Wake Forest Hoops…and minor sports…
Matt Bonesteel / Washington Post
“Wake Forest’s decision to fire men’s basketball coach Danny Manning on Saturday wasn’t necessarily a bad one. In six seasons under Manning, the Demon Deacons had just one winning season and earned only one NCAA tournament berth….
“They totaled just six ACC road wins over those six seasons and won only one ACC tournament game. Junior guard Chaundee Brown, who would have been Wake Forest’s second-leading returning scorer, had announced he was leaving, either via transfer or the NBA draft. His departure means the Demon Deacons retained exactly zero of the nine players Manning recruited between 2016 and 2018.
“Athletic Director John Currie had plenty of reasons to fire Manning, in other words, but he had one big reason not to: his buyout, which reportedly is somewhere around $15 million. (As a private school, Wake Forest does not have to disclose coaches’ salaries, and Currie declined to discuss the financials when speaking with reporters over the weekend.) That sort of money would be a drain on an athletic department in the best of times. Now, amid the novel coronavirus that has shut down nearly all sports and cast doubt on whether there will be football in the fall, it could be considered a downright dangerous expenditure.
“Nevertheless, Currie said the school will be able to make it work, perhaps because – as the Athletic’s Seth Davis reported – the school has been combing through Manning’s contract to look for ways to reduce the buyout….
“About a week before the school fired Manning, Currie said Wake Forest was able to save about $800,000 in expenses by not playing spring sports, partly offsetting the $2.3 million in NCAA revenue the school did not receive after the cancellation of the NCAA men’s basketball tournament. All head coaches at the school have taken a pay cut, with Currie and football coach Dave Clawson shaving 10 percent off their salaries. (According to USA Today, Clawson made nearly $2.2 million last season.)
“Currie added that cutting sports, as has happened this spring at Cincinnati and Old Dominion, isn’t the financial panacea some make it out to be. For one, Wake Forest fields only 18 sports, just two above the NCAA-mandated minimum for a school to maintain its upper-echelon Football Bowl Subdivision status. For another, Currie said, many athletes who play for the school’s nonrevenue sports do not receive full scholarships, meaning they’re paying to attend school, anyway.

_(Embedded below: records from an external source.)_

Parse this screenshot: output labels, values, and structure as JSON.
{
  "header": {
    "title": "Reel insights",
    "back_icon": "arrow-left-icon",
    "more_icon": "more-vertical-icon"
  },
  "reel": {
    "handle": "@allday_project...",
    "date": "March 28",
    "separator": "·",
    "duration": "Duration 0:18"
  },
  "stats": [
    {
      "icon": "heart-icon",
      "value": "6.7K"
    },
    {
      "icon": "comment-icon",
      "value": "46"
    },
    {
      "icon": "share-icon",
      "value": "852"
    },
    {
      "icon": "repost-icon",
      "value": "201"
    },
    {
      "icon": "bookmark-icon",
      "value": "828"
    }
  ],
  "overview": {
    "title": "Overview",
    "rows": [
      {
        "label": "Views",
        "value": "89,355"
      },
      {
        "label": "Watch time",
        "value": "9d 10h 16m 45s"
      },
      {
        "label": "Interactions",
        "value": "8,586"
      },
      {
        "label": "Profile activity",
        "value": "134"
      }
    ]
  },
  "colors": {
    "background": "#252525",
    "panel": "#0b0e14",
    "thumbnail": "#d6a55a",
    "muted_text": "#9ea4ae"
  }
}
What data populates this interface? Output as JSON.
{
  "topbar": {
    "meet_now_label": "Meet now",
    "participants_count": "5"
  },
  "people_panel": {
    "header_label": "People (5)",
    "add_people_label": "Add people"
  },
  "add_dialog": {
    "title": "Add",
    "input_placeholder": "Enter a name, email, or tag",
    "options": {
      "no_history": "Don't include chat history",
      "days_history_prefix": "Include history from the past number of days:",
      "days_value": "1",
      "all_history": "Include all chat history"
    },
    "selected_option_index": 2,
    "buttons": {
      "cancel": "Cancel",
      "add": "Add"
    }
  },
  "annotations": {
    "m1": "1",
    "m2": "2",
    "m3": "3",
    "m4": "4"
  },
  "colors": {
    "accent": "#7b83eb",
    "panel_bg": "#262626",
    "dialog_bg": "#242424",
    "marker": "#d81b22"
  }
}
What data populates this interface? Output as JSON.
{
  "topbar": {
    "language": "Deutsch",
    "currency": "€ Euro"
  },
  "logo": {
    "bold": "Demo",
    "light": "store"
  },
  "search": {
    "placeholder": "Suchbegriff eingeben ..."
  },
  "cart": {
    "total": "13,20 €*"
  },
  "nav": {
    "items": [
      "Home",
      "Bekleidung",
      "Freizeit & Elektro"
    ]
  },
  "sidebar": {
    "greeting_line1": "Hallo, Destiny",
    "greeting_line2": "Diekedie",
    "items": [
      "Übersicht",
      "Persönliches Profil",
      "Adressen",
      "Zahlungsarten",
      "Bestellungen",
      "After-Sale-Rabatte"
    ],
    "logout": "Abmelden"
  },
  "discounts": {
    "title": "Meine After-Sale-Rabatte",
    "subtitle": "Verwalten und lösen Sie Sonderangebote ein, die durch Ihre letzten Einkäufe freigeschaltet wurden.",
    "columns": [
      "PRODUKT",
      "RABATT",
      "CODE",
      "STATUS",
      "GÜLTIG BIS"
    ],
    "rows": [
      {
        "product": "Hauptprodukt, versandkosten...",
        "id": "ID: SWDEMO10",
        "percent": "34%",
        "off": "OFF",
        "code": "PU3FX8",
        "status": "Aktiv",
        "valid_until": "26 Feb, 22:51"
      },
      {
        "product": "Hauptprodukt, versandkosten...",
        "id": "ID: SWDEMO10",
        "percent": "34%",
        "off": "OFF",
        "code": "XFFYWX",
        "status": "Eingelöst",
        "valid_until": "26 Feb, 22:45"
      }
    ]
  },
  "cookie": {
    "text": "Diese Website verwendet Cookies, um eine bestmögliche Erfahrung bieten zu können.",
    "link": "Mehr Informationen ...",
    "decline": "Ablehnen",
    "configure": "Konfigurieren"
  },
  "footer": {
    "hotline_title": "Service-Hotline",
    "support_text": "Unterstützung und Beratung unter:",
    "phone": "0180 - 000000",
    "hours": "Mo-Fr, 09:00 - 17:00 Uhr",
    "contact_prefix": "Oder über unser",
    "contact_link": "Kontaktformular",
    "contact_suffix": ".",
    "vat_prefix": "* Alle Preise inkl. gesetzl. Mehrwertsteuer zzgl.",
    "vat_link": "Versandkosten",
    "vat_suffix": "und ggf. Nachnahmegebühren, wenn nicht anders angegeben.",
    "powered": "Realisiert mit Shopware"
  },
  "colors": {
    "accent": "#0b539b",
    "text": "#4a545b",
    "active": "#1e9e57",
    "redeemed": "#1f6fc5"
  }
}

“ ‘In fact, student-athletes at Wake Forest outside of the aid they receive, are paying about $10 million annually to the university for some or all of their tuition cost,’ Currie said. ‘Just dropping a sport doesn’t necessarily create a net revenue savings for a school.’”
So it’s interesting to get this perspective, after what I wrote last time on schools beginning to eliminate minor sports.
But while Wake Forest’s job opening is an attractive step up for many a coach, it does have the smallest enrollment of any school that competes in a Power Five conference, and only Rice and Tulane have smaller enrollments among FBS schools.
And we have this decade of godawful play, including under Manning’s predecessor Jeff Bzdelik.
And an incredibly apathetic fan base…the Deacs averaging only 6,900 fans per game in a nice coliseum that holds over 14,000.
Supposedly, every fan’s first choice, John Beilein, isn’t under consideration, Beilein’s choice. Currie has promised to move quickly. I’m now of a mood to just name Randolph Childress (who Currie tabbed as interim coach) as coach for one year. No one has a clue what the world will look like in 2021.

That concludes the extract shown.